Titre: Mets délicats et gros chat
Diclaimer: Rien n'est à moi.
Résumé: Croquer est tout un art. Maître Griffou a toujours été patient. Rien n'est plus important que la culmination du plaisir. Une petite histoire sur Maître Griffou, tout en démesure.
La journée semblait traîner en longueur. Le soleil était encore haut dans le ciel et dardait ses rayons ardents sur un sol poussiéreux. Peu de personnes se risquaient à emprunter l'allée qui formait une large piste sablonneuse, d'autant plus qu'elle s'arrêtait de manière abrupte à l'entrée d'une forêt.
Cependant, quelques bosquets rabougris, sans doute desséchés par le puissant soleil d'été, offrait un faible espace ombragé.
C'était suffisant pour la boule de poils blanche qui s'y reposait à l'instant. Quoique, à y regarder de plus près, ce n'était pas une simple boule mais plutôt un gros chat à l'air sinistre. Maître Griffou se prélassait avec joie dans l'herbe, bien à l'abri. Il lissait patiemment ses fines moustaches, l'œil attentif.
Il quitta pourtant l'ombre accueillante, trottinant sur ses petites pattes, pour la terrible morsure de l'astre solaire. Le yokai se hâta, n'appréciant guère plus que les humains la chaleur, le tout de sa démarche caractéristique qu'il jugeait élégante.
Bien entendu, il aurait pu se détendre encore longtemps, n'étant la faim qui le tenaillait.
Cela faisait des heures qu'il n'avait rien avalé, tout engourdi par la chaleur qu'il était.
En effet, par une telle journée, se mouvoir exigeait bien plus d'énergie.
Mais Maître Griffou n'était bien entendu pas un simple chat. C'était un redoutable yokai, que diable! Il n'allait tout de même pas laisser les éléments lui dicter sa conduite! Tout ceci n'avait que peu de prise sur sa terrible nature!
Telles étaient les pensées qui occupaient son esprit, lorsque son attention fut retenue par tout autre chose...
Ses moustaches frémirent alors d'excitation devant ce qui s'offrait à ses sens sans aucune pudeur. Deux gros oiseaux, ronds comme de petites balles couvertes de plumes s'étaient posés à quelques pas à peine de sa position. Peut être était-ce la fatigue qui les avait conduit si prêt d'un tel danger, ou encore la soif. En effet, un vieux bassin en pierre demeurait à l'entrée de la forêt.
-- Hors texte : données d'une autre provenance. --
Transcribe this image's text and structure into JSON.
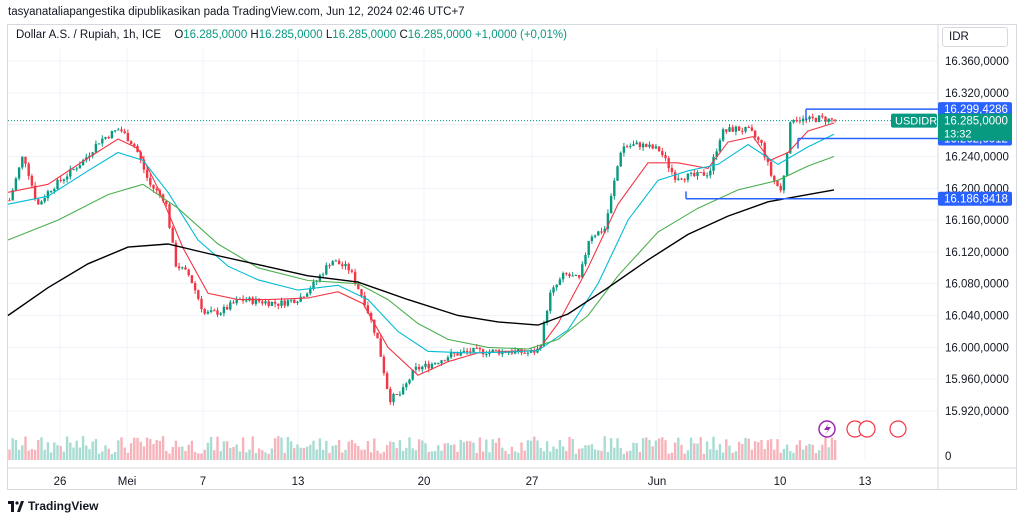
{
  "header": {
    "attribution": "tasyanataliapangestika dipublikasikan pada TradingView.com, Jun 12, 2024 02:46 UTC+7"
  },
  "legend": {
    "symbol": "Dollar A.S. / Rupiah, 1h, ICE",
    "open_label": "O",
    "open": "16.285,0000",
    "high_label": "H",
    "high": "16.285,0000",
    "low_label": "L",
    "low": "16.285,0000",
    "close_label": "C",
    "close": "16.285,0000",
    "change": "+1,0000 (+0,01%)"
  },
  "currency_button": "IDR",
  "footer": {
    "brand": "TradingView"
  },
  "chart_data": {
    "type": "candlestick",
    "y_axis_ticks": [
      "16.360,0000",
      "16.320,0000",
      "16.280,0000",
      "16.240,0000",
      "16.200,0000",
      "16.160,0000",
      "16.120,0000",
      "16.080,0000",
      "16.040,0000",
      "16.000,0000",
      "15.960,0000",
      "15.920,0000"
    ],
    "y_tick_values": [
      16360,
      16320,
      16280,
      16240,
      16200,
      16160,
      16120,
      16080,
      16040,
      16000,
      15960,
      15920
    ],
    "ylim": [
      15902,
      16384
    ],
    "x_axis_labels": [
      "26",
      "Mei",
      "7",
      "13",
      "20",
      "27",
      "Jun",
      "10",
      "13"
    ],
    "volume_axis_label": "0",
    "price_labels": [
      {
        "text": "16.299,4286",
        "value": 16299.4286,
        "color": "#2962ff"
      },
      {
        "text": "16.262,6012",
        "value": 16262.6012,
        "color": "#2962ff"
      },
      {
        "text": "16.186,8418",
        "value": 16186.8418,
        "color": "#2962ff"
      }
    ],
    "last_price": {
      "symbol": "USDIDR",
      "text": "16.285,0000",
      "countdown": "13:32",
      "value": 16285,
      "color": "#089981"
    },
    "colors": {
      "up": "#089981",
      "down": "#f23645",
      "ma_fast": "#f23645",
      "ma_mid": "#00bcd4",
      "ma_slow": "#4caf50",
      "ma_long": "#000000",
      "level": "#2962ff"
    },
    "price_path": [
      {
        "x": 0,
        "p": 16185
      },
      {
        "x": 14,
        "p": 16243
      },
      {
        "x": 28,
        "p": 16178
      },
      {
        "x": 40,
        "p": 16198
      },
      {
        "x": 56,
        "p": 16215
      },
      {
        "x": 74,
        "p": 16235
      },
      {
        "x": 90,
        "p": 16260
      },
      {
        "x": 110,
        "p": 16275
      },
      {
        "x": 126,
        "p": 16252
      },
      {
        "x": 140,
        "p": 16205
      },
      {
        "x": 156,
        "p": 16185
      },
      {
        "x": 166,
        "p": 16105
      },
      {
        "x": 180,
        "p": 16090
      },
      {
        "x": 195,
        "p": 16042
      },
      {
        "x": 212,
        "p": 16045
      },
      {
        "x": 230,
        "p": 16060
      },
      {
        "x": 250,
        "p": 16058
      },
      {
        "x": 270,
        "p": 16055
      },
      {
        "x": 290,
        "p": 16062
      },
      {
        "x": 305,
        "p": 16080
      },
      {
        "x": 322,
        "p": 16110
      },
      {
        "x": 340,
        "p": 16098
      },
      {
        "x": 355,
        "p": 16058
      },
      {
        "x": 368,
        "p": 16010
      },
      {
        "x": 380,
        "p": 15935
      },
      {
        "x": 392,
        "p": 15942
      },
      {
        "x": 405,
        "p": 15972
      },
      {
        "x": 420,
        "p": 15978
      },
      {
        "x": 440,
        "p": 15990
      },
      {
        "x": 460,
        "p": 15995
      },
      {
        "x": 480,
        "p": 15995
      },
      {
        "x": 500,
        "p": 15995
      },
      {
        "x": 520,
        "p": 15993
      },
      {
        "x": 530,
        "p": 15998
      },
      {
        "x": 540,
        "p": 16065
      },
      {
        "x": 555,
        "p": 16092
      },
      {
        "x": 570,
        "p": 16085
      },
      {
        "x": 580,
        "p": 16140
      },
      {
        "x": 595,
        "p": 16148
      },
      {
        "x": 612,
        "p": 16252
      },
      {
        "x": 630,
        "p": 16255
      },
      {
        "x": 650,
        "p": 16248
      },
      {
        "x": 665,
        "p": 16215
      },
      {
        "x": 685,
        "p": 16215
      },
      {
        "x": 700,
        "p": 16220
      },
      {
        "x": 712,
        "p": 16270
      },
      {
        "x": 725,
        "p": 16275
      },
      {
        "x": 740,
        "p": 16272
      },
      {
        "x": 752,
        "p": 16255
      },
      {
        "x": 762,
        "p": 16215
      },
      {
        "x": 772,
        "p": 16195
      },
      {
        "x": 782,
        "p": 16290
      },
      {
        "x": 795,
        "p": 16285
      },
      {
        "x": 810,
        "p": 16288
      },
      {
        "x": 826,
        "p": 16285
      }
    ],
    "moving_averages": {
      "fast": [
        [
          0,
          16195
        ],
        [
          40,
          16205
        ],
        [
          80,
          16238
        ],
        [
          110,
          16262
        ],
        [
          130,
          16250
        ],
        [
          150,
          16200
        ],
        [
          175,
          16125
        ],
        [
          200,
          16068
        ],
        [
          230,
          16060
        ],
        [
          260,
          16060
        ],
        [
          300,
          16062
        ],
        [
          330,
          16070
        ],
        [
          355,
          16055
        ],
        [
          380,
          16000
        ],
        [
          410,
          15965
        ],
        [
          440,
          15982
        ],
        [
          470,
          15993
        ],
        [
          500,
          15995
        ],
        [
          530,
          15996
        ],
        [
          550,
          16030
        ],
        [
          580,
          16100
        ],
        [
          610,
          16180
        ],
        [
          640,
          16232
        ],
        [
          670,
          16232
        ],
        [
          700,
          16225
        ],
        [
          720,
          16258
        ],
        [
          745,
          16265
        ],
        [
          762,
          16235
        ],
        [
          780,
          16245
        ],
        [
          800,
          16272
        ],
        [
          826,
          16282
        ]
      ],
      "mid": [
        [
          0,
          16180
        ],
        [
          40,
          16190
        ],
        [
          80,
          16222
        ],
        [
          110,
          16245
        ],
        [
          135,
          16235
        ],
        [
          160,
          16195
        ],
        [
          190,
          16135
        ],
        [
          220,
          16102
        ],
        [
          250,
          16085
        ],
        [
          290,
          16072
        ],
        [
          330,
          16078
        ],
        [
          360,
          16060
        ],
        [
          390,
          16020
        ],
        [
          420,
          15995
        ],
        [
          460,
          15993
        ],
        [
          500,
          15994
        ],
        [
          530,
          15996
        ],
        [
          560,
          16022
        ],
        [
          590,
          16080
        ],
        [
          620,
          16160
        ],
        [
          650,
          16210
        ],
        [
          680,
          16222
        ],
        [
          710,
          16230
        ],
        [
          740,
          16255
        ],
        [
          770,
          16230
        ],
        [
          800,
          16252
        ],
        [
          826,
          16268
        ]
      ],
      "slow": [
        [
          0,
          16135
        ],
        [
          50,
          16160
        ],
        [
          100,
          16192
        ],
        [
          135,
          16205
        ],
        [
          170,
          16175
        ],
        [
          210,
          16130
        ],
        [
          250,
          16100
        ],
        [
          300,
          16084
        ],
        [
          350,
          16080
        ],
        [
          380,
          16060
        ],
        [
          410,
          16030
        ],
        [
          440,
          16010
        ],
        [
          480,
          16000
        ],
        [
          520,
          15998
        ],
        [
          550,
          16010
        ],
        [
          580,
          16040
        ],
        [
          610,
          16090
        ],
        [
          650,
          16145
        ],
        [
          690,
          16175
        ],
        [
          730,
          16198
        ],
        [
          770,
          16210
        ],
        [
          800,
          16228
        ],
        [
          826,
          16240
        ]
      ],
      "long": [
        [
          0,
          16040
        ],
        [
          40,
          16075
        ],
        [
          80,
          16105
        ],
        [
          120,
          16126
        ],
        [
          160,
          16130
        ],
        [
          200,
          16118
        ],
        [
          250,
          16104
        ],
        [
          300,
          16090
        ],
        [
          350,
          16082
        ],
        [
          400,
          16060
        ],
        [
          450,
          16040
        ],
        [
          490,
          16032
        ],
        [
          530,
          16028
        ],
        [
          560,
          16042
        ],
        [
          600,
          16075
        ],
        [
          640,
          16110
        ],
        [
          680,
          16142
        ],
        [
          720,
          16165
        ],
        [
          760,
          16183
        ],
        [
          800,
          16192
        ],
        [
          826,
          16198
        ]
      ]
    }
  }
}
Un peu d'au devait sûrement stagner au fond.
Maître Griffou se tint coi, cherchant à ne pas effrayer ces pitoyables créatures qui finiraient leur vie dans son gosier.
Quel plaisir aurait-il à croquer ces délicieux imprudents! Ce devait être le destin qui les avaient placés sur sa route. Maître Griffou n'était autre que la cruelle fatalité qui allait s'abattre sur eux, telle la misère sur le pauvre monde.
Mais croquer était tout un art, qui nécessitait un peu de préparation. Tout d'abord, il devait se glisser auprès d'eux, d'une démarche silencieuse et souple. Sans quoi, les deux piafs s'envoleraient, et avec eux, son précieux goûter!
Il lui fallait donc agir avec la plus grande prudence.
Avide de planter ses crocs dans la tendre chair de ce menu fretin, Maître Griffou bondit sur ses proies... Pour ne trouver que le sol entre ses pattes !
- Maître Griffou?
Cette voix... Natsume! Ce maudit humain avait fait fuir son déjeuner! Les deux oiseaux étaient déjà hors d'atteinte, à son grand regret.
- Stupide gamin! maugréa-t-il dans ses moustaches. Natsume ignora ses reproches et s'approcha du yokai qui ronchonnait toujours, se lamentant sur le succulent repas qui s'envolait au loin.
- Ça fait des heures que je te cherche. Madame Fujiwara croyait que tu t'étais perdu, commença le garçon.
- Figure-toi que j'allais faire bombance, après avoir patiemment débusqué ces deux volatiles, lorsque tu as tout gâché, misérable humain! Le garçon fronça les sourcils puis sourit, plutôt que de s'emporter.
- Oh si ce n'est que ça...Tôko t'a préparé quelque chose qui devrait te plaire, vieux ronchon. Mais je ne sais pas si ça t'intéresse tant que ça, après tout. Il prit alors le chemin de la maison, sans attendre son (pénible) garde du corps.
- Mais il fallait le dire tout de suite! s'écria le yokai, s'élança sur les pas du jeune homme. Elle m'a préparé du calamar frit? De la seiche grillée peut-être? A moins que ce ne soit du porc sauté, supposa le chat très sérieusement, salivant d'avance à l'énumération de ces plats divers et variés.
- Tu verra bien! conclu Natsume, partagé entre l'amusement et l'exaspération.